Небольсин поглядел на Лосева. Ему хотелось ответить грубо, по-мужицки: а, черт с нею, с вашей артиллерией, когда все погибло, понимаете — все!.. Теперь бы только выбраться из этого ада, только бы уцелеть, а на остальное наплевать! Честь, достоинство? Вот они, тут, в пучине бездонной, — и честь, и достоинство, и все на свете…
И ему показались смешными, нелепыми его собственные прежние мечты о боевой славе, о подвигах, которыми станет восхищаться весь мир!
Но спокойный Лосев ожидал ответа, и Небольсин поспешно взял себя в руки.
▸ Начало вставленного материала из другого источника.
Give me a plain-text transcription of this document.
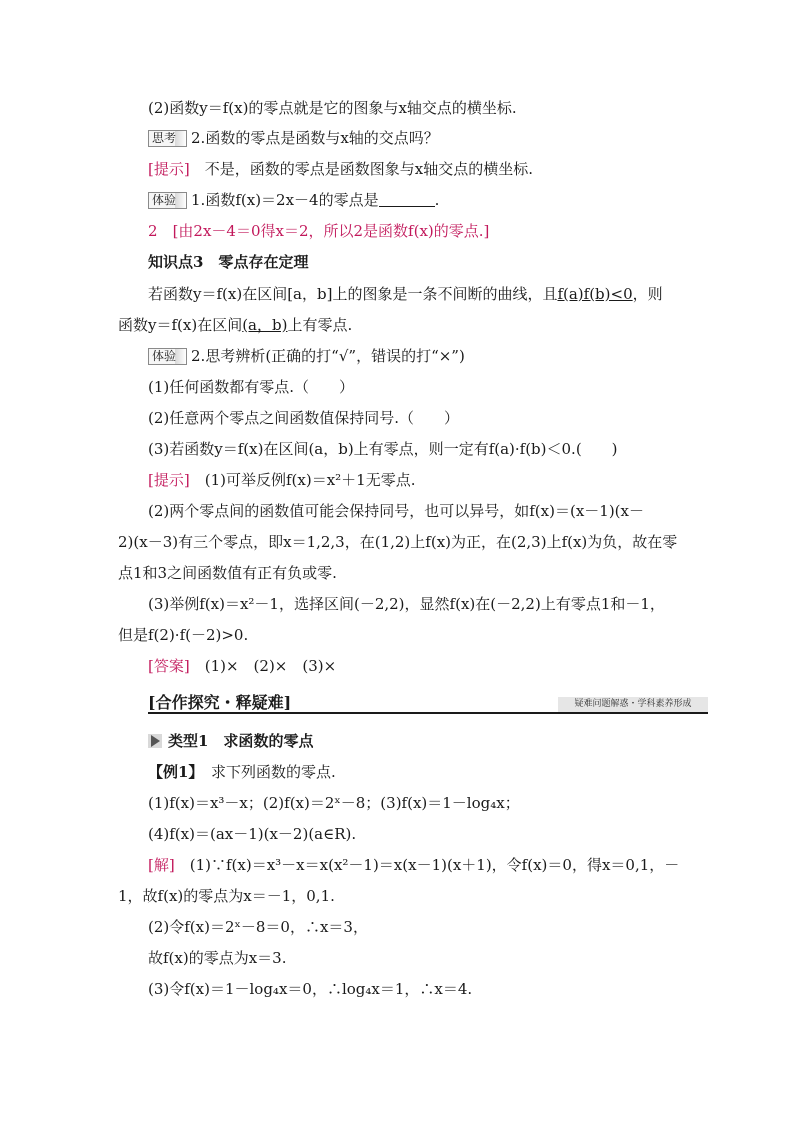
(2)函数y＝f(x)的零点就是它的图象与x轴交点的横坐标.
思考 2.函数的零点是函数与x轴的交点吗？
[提示]　 不是，函数的零点是函数图象与x轴交点的横坐标.
体验 1.函数f(x)＝2x－4的零点是	.
2　 [由2x－4＝0得x＝2，所以2是函数f(x)的零点.]
知识点3　零点存在定理
若函数y＝f(x)在区间[a，b]上的图象是一条不间断的曲线，且f(a)f(b)<0，则
函数y＝f(x)在区间(a，b)上有零点.
体验 2.思考辨析(正确的打“√”，错误的打“×”)
(1)任何函数都有零点.（　　）
(2)任意两个零点之间函数值保持同号.（　　）
(3)若函数y＝f(x)在区间(a，b)上有零点，则一定有f(a)·f(b)＜0.(　　)
[提示]　 (1)可举反例f(x)＝x²＋1无零点.
(2)两个零点间的函数值可能会保持同号，也可以异号，如f(x)＝(x－1)(x－
2)(x－3)有三个零点，即x＝1,2,3，在(1,2)上f(x)为正，在(2,3)上f(x)为负，故在零
点1和3之间函数值有正有负或零.
(3)举例f(x)＝x²－1，选择区间(－2,2)，显然f(x)在(－2,2)上有零点1和－1，
但是f(2)·f(－2)>0.
[答案]　 (1)×　(2)×　(3)×
[合作探究・释疑难]	疑难问题解惑・学科素养形成
类型1　求函数的零点
【例1】　 求下列函数的零点.
(1)f(x)＝x³－x；(2)f(x)＝2ˣ－8；(3)f(x)＝1－log₄x；
(4)f(x)＝(ax－1)(x－2)(a∈R).
[解]　 (1)∵f(x)＝x³－x＝x(x²－1)＝x(x－1)(x＋1)，令f(x)＝0，得x＝0,1，－
1，故f(x)的零点为x＝－1，0,1.
(2)令f(x)＝2ˣ－8＝0，∴x＝3，
故f(x)的零点为x＝3.
(3)令f(x)＝1－log₄x＝0，∴log₄x＝1，∴x＝4.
Это был снова отчужденно-холодный, невозмутимый человек, но теперь уже — командир корабля.
— Долг и совесть, — произнес он торжественно, — долг и совесть не дадут нам уйти отсюда, оставив товарищей в беде…
Почти до полуночи ходила «Аврора» вокруг места недавнего боя; трижды японские миноносцы окружали ее кольцом, и трижды «Аврора» ускользала от их атаки.
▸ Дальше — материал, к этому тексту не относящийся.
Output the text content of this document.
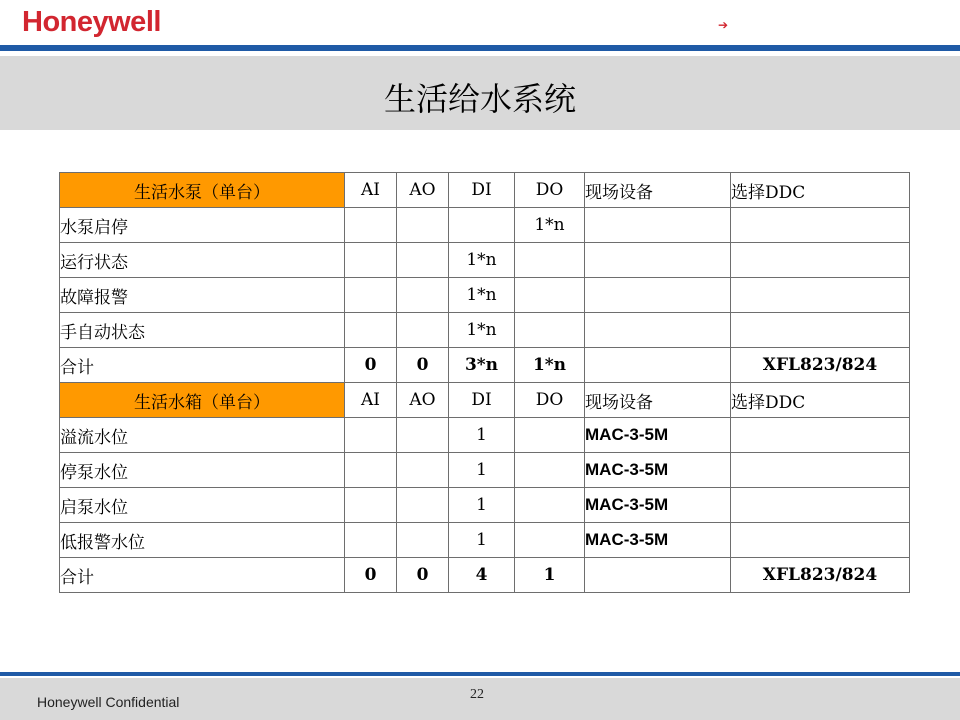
Honeywell	➔
生活给水系统
生活水泵（单台）	AI	AO	DI	DO	现场设备	选择DDC
水泵启停				1*n		
运行状态			1*n			
故障报警			1*n			
手自动状态			1*n			
合计	0	0	3*n	1*n		XFL823/824
生活水箱（单台）	AI	AO	DI	DO	现场设备	选择DDC
溢流水位			1		MAC-3-5M	
停泵水位			1		MAC-3-5M	
启泵水位			1		MAC-3-5M	
低报警水位			1		MAC-3-5M	
合计	0	0	4	1		XFL823/824
Honeywell Confidential	22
Крейсер шел наугад, не видя ничего ни позади, ни впереди себя, и только часа через полтора сигнальщик опознал прямо по курсу знакомые очертания «Олега». Поодаль от него шел «Жемчуг».
Небольсин облегченно вздохнул, у него словно гора с плеч свалилась: на «Олеге» — адмирал Энквист, ему за все и отвечать, в случае чего…
Корабль, носящий имя утренней зари, уходил в ночь.
Было приказано огней нигде не зажигать, кроме как в офицерской кают-компании, где находился хирургический пункт. Да их все равно и невозможно было бы зажечь: электрическая проводка во многих местах оказалась перебитой уже в первые часы боя.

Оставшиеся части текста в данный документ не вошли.